ADN Z: SU DETECCION EN LA CELULA VIVA

Detección de la presencia de ADN Z en los cromosomas

El lupus eritematoso sistemático es una enfermedad del ser humano por cuya causa los pacientes producen anticuerpos contra su propio ADN, hecho que se traduce en daño nuclear e incremento de la mortalidad celular. De manera similar, la cepa del ratón MRL/1pr reproduce una forma severa de lupus con anticuerpos anti-ADN equivalentes a los hallados en el ser humano. El análisis de estos anticuerpos muestra que una parte de ellos reacciona con el ADN Z, lo cual indica que la célula viva posee ADN Z capaz de actuar como antígeno, es decir de producir anticuerpos contra sí mismo.

La potencialidad antigénica del ADN Z es de utilidad para localizar su presencia en los cromosomas. Si se lo inyecta a conejos, es posible obtener anticuerpos anti-Z. Cuando estos anticuerpos se ponen en contacto con preparaciones cromosómicas, se produce una unión de los mismos con las regiones que presentan forma Z. En una segunda etapa, se emplean anticuerpos fluorescentes antiglobulina de conejo que se adhieren a los anticuerpos anti-Z ya alojados en las regiones cromosómicas con complejos de ADN Z. Las zonas de reacción pueden ser individualizadas mediante la observación en el microscopio de las regiones cromosómicas fluorescentes (véase la figura).
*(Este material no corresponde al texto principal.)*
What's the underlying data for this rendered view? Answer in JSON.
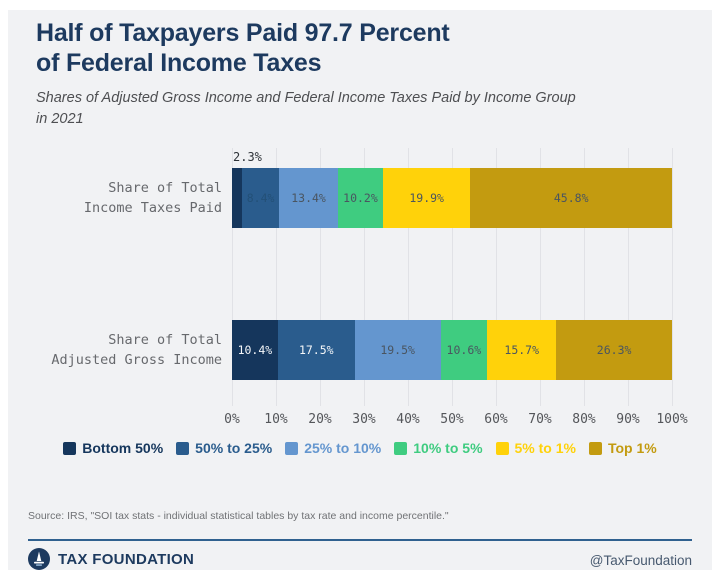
{
  "page": {
    "background": "#f1f2f4",
    "accent_navy": "#1d3a5f"
  },
  "header": {
    "title_lines": [
      "Half of Taxpayers Paid 97.7 Percent",
      "of Federal Income Taxes"
    ],
    "subtitle_lines": [
      "Shares of Adjusted Gross Income and Federal Income Taxes Paid by Income Group",
      "in 2021"
    ]
  },
  "chart_data": {
    "type": "bar",
    "orientation": "horizontal",
    "stacked": true,
    "value_unit": "%",
    "xlim": [
      0,
      100
    ],
    "x_ticks": [
      "0%",
      "10%",
      "20%",
      "30%",
      "40%",
      "50%",
      "60%",
      "70%",
      "80%",
      "90%",
      "100%"
    ],
    "grid": true,
    "legend_position": "bottom",
    "label_colors": {
      "dark": "#4a5560",
      "light": "#f5f7f9",
      "dim": "#235077"
    },
    "legend": [
      {
        "label": "Bottom 50%",
        "color": "#15365c"
      },
      {
        "label": "50% to 25%",
        "color": "#2a5c8d"
      },
      {
        "label": "25% to 10%",
        "color": "#6496cf"
      },
      {
        "label": "10% to 5%",
        "color": "#3fcc80"
      },
      {
        "label": "5% to 1%",
        "color": "#ffd20a"
      },
      {
        "label": "Top 1%",
        "color": "#c39b10"
      }
    ],
    "rows": [
      {
        "category_lines": [
          "Share of Total",
          "Income Taxes Paid"
        ],
        "outside_label": "2.3%",
        "segments": [
          {
            "group": "Bottom 50%",
            "value": 2.3,
            "label": "",
            "tone": "dark"
          },
          {
            "group": "50% to 25%",
            "value": 8.4,
            "label": "8.4%",
            "tone": "dim"
          },
          {
            "group": "25% to 10%",
            "value": 13.4,
            "label": "13.4%",
            "tone": "dark"
          },
          {
            "group": "10% to 5%",
            "value": 10.2,
            "label": "10.2%",
            "tone": "dark"
          },
          {
            "group": "5% to 1%",
            "value": 19.9,
            "label": "19.9%",
            "tone": "dark"
          },
          {
            "group": "Top 1%",
            "value": 45.8,
            "label": "45.8%",
            "tone": "dark"
          }
        ]
      },
      {
        "category_lines": [
          "Share of Total",
          "Adjusted Gross Income"
        ],
        "outside_label": "",
        "segments": [
          {
            "group": "Bottom 50%",
            "value": 10.4,
            "label": "10.4%",
            "tone": "light"
          },
          {
            "group": "50% to 25%",
            "value": 17.5,
            "label": "17.5%",
            "tone": "light"
          },
          {
            "group": "25% to 10%",
            "value": 19.5,
            "label": "19.5%",
            "tone": "dark"
          },
          {
            "group": "10% to 5%",
            "value": 10.6,
            "label": "10.6%",
            "tone": "dark"
          },
          {
            "group": "5% to 1%",
            "value": 15.7,
            "label": "15.7%",
            "tone": "dark"
          },
          {
            "group": "Top 1%",
            "value": 26.3,
            "label": "26.3%",
            "tone": "dark"
          }
        ]
      }
    ]
  },
  "footer": {
    "source": "Source: IRS, \"SOI tax stats - individual statistical tables by tax rate and income percentile.\"",
    "brand": "TAX FOUNDATION",
    "handle": "@TaxFoundation"
  }
}
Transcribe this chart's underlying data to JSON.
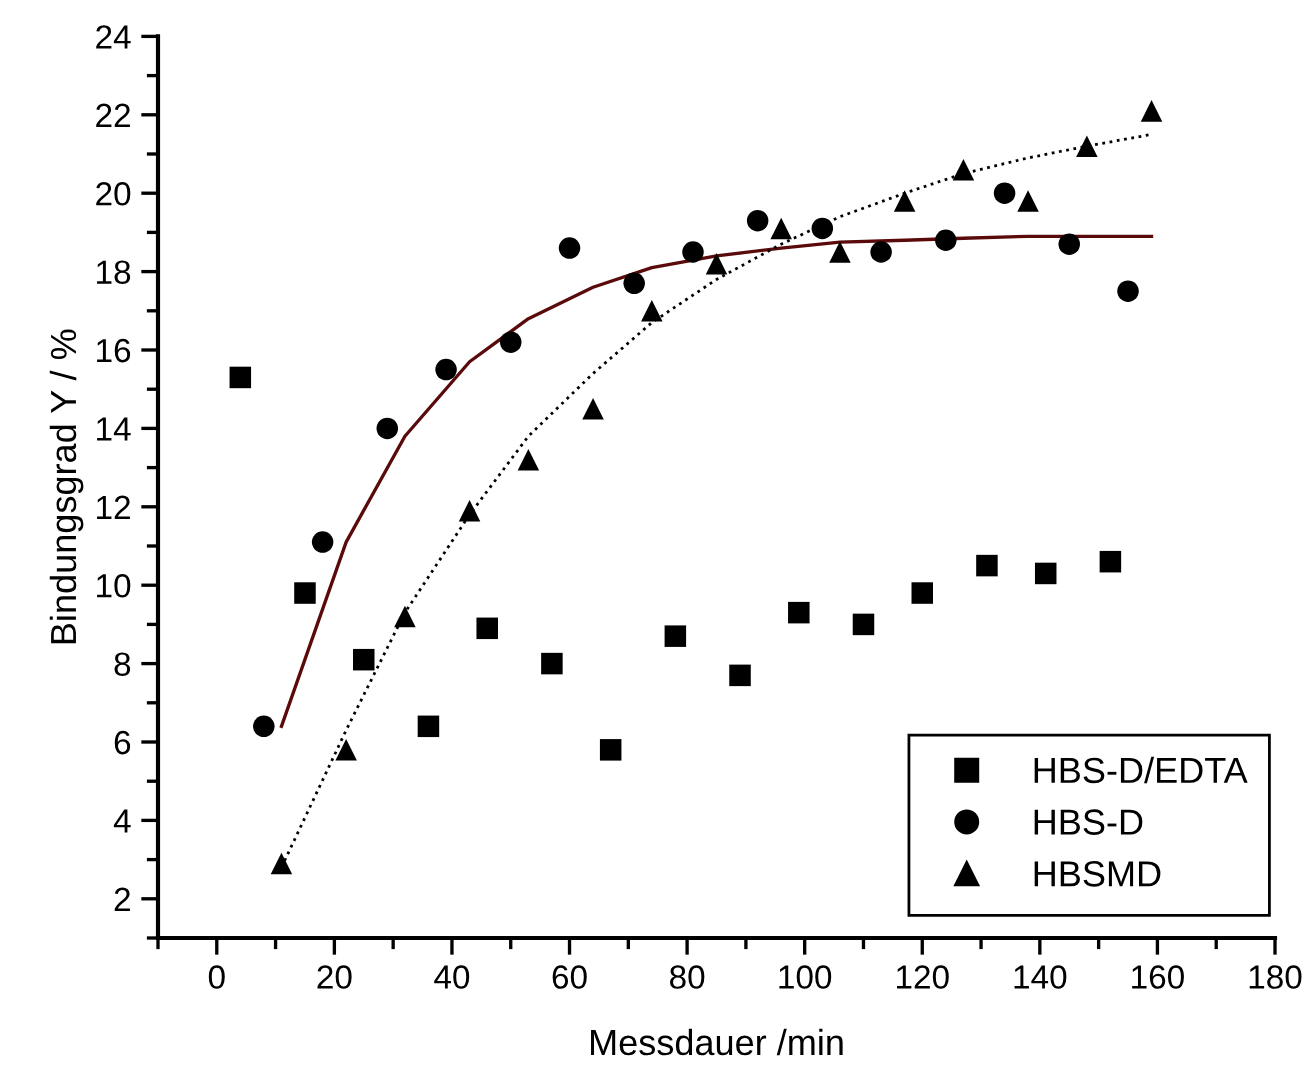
{
  "chart_data": {
    "type": "scatter",
    "xlabel": "Messdauer /min",
    "ylabel": "Bindungsgrad Y / %",
    "xlim": [
      -10,
      180
    ],
    "xticks": [
      0,
      20,
      40,
      60,
      80,
      100,
      120,
      140,
      160,
      180
    ],
    "ylim": [
      1,
      24
    ],
    "yticks": [
      2,
      4,
      6,
      8,
      10,
      12,
      14,
      16,
      18,
      20,
      22,
      24
    ],
    "grid": false,
    "legend": "bottom right",
    "series": [
      {
        "name": "HBS-D/EDTA",
        "marker": "square",
        "color": "#000000",
        "x": [
          4,
          15,
          25,
          36,
          46,
          57,
          67,
          78,
          89,
          99,
          110,
          120,
          131,
          141,
          152
        ],
        "values": [
          15.3,
          9.8,
          8.1,
          6.4,
          8.9,
          8.0,
          5.8,
          8.7,
          7.7,
          9.3,
          9.0,
          9.8,
          10.5,
          10.3,
          10.6
        ]
      },
      {
        "name": "HBS-D",
        "marker": "circle",
        "color": "#000000",
        "x": [
          8,
          18,
          29,
          39,
          50,
          60,
          71,
          81,
          92,
          103,
          113,
          124,
          134,
          145,
          155
        ],
        "values": [
          6.4,
          11.1,
          14.0,
          15.5,
          16.2,
          18.6,
          17.7,
          18.5,
          19.3,
          19.1,
          18.5,
          18.8,
          20.0,
          18.7,
          17.5
        ]
      },
      {
        "name": "HBSMD",
        "marker": "triangle",
        "color": "#000000",
        "x": [
          11,
          22,
          32,
          43,
          53,
          64,
          74,
          85,
          96,
          106,
          117,
          127,
          138,
          148,
          159
        ],
        "values": [
          2.9,
          5.8,
          9.2,
          11.9,
          13.2,
          14.5,
          17.0,
          18.2,
          19.1,
          18.5,
          19.8,
          20.6,
          19.8,
          21.2,
          22.1
        ]
      },
      {
        "type": "line",
        "line_style": "solid",
        "marker": "none",
        "color": "#5a0a0a",
        "x": [
          11,
          22,
          32,
          43,
          53,
          64,
          74,
          85,
          96,
          106,
          117,
          127,
          138,
          148,
          159
        ],
        "values": [
          6.4,
          11.1,
          13.8,
          15.7,
          16.8,
          17.6,
          18.1,
          18.4,
          18.6,
          18.75,
          18.8,
          18.85,
          18.9,
          18.9,
          18.9
        ]
      },
      {
        "type": "line",
        "line_style": "dotted",
        "marker": "none",
        "color": "#000000",
        "x": [
          11,
          22,
          32,
          43,
          53,
          64,
          74,
          85,
          96,
          106,
          117,
          127,
          138,
          148,
          159
        ],
        "values": [
          2.8,
          6.3,
          9.3,
          11.8,
          13.8,
          15.4,
          16.7,
          17.8,
          18.7,
          19.4,
          20.0,
          20.5,
          20.9,
          21.2,
          21.5
        ]
      }
    ]
  }
}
De esta manera se ha podido identificar ADN Z en todas las interbandas de loscromosomas politénicos de Drosophila (la mosca de la fruta) y en las zonas heterocromáticas de los cromosomas del roedor Gerbillus nigeriae. Es interesante mencionar que ni las interbandasde Drosophila pila ni la heterocromatina de Gerbillus tienen que estar necesariamente formadas sólo por ADN Z. Las técnicas citogenéticas de inmunofluorescencia producen una gran amplificación de la señal inicial, de manera que bastaría una pequeña cantidad de ADN Z para que aparecieran grandes bandas fluorescentes cuando se observa mediante el microscopio.

Debido a la particular estructura del ADN Z, el carbono en posición 8' de la guanina y el carbono en posición 5' de la citosina quedan expuestos en la región del surco mayor de esta forma de polímero. Mediante la unión de átomos de bromo a un 30-40% de los carbonos en posición 8' de la guanina, o de radicales metilo a un 15-20 % de los carbonos en posición 5' de las citosinas, se facilita la formación de ADN Z sin tener que recurrir a concentraciones salinas altas. Las células vivas carecen de capacidad para bromar, pero cuentan con diversos tipos de metilasas capaces de reemplazar el hidrógeno por un metilo en el carbono en posición 5' de la citosina. Es por lo tanto factible que a través de la metilación de las citosinas puedan producirse condiciones favorables para la aparición de ADN Z en las células vivas. En tal sentido, nuestro grupo de investigación ha podido demostrar que en los linfocitos B la demetilación de una única citosina ubicada a cierta distancia de uno de los genes de inmunoglobulina promueve una marcada activación de dicho gen. La relación de causa a efecto es tan desproporcionada que J. E. Richardson, de la Universidad de Wisconsin, ha considerado que la modificación brusca de la expresión génica es inducida por un cambio de forma Z a B del ADN promovida por la demetilación de la citosina.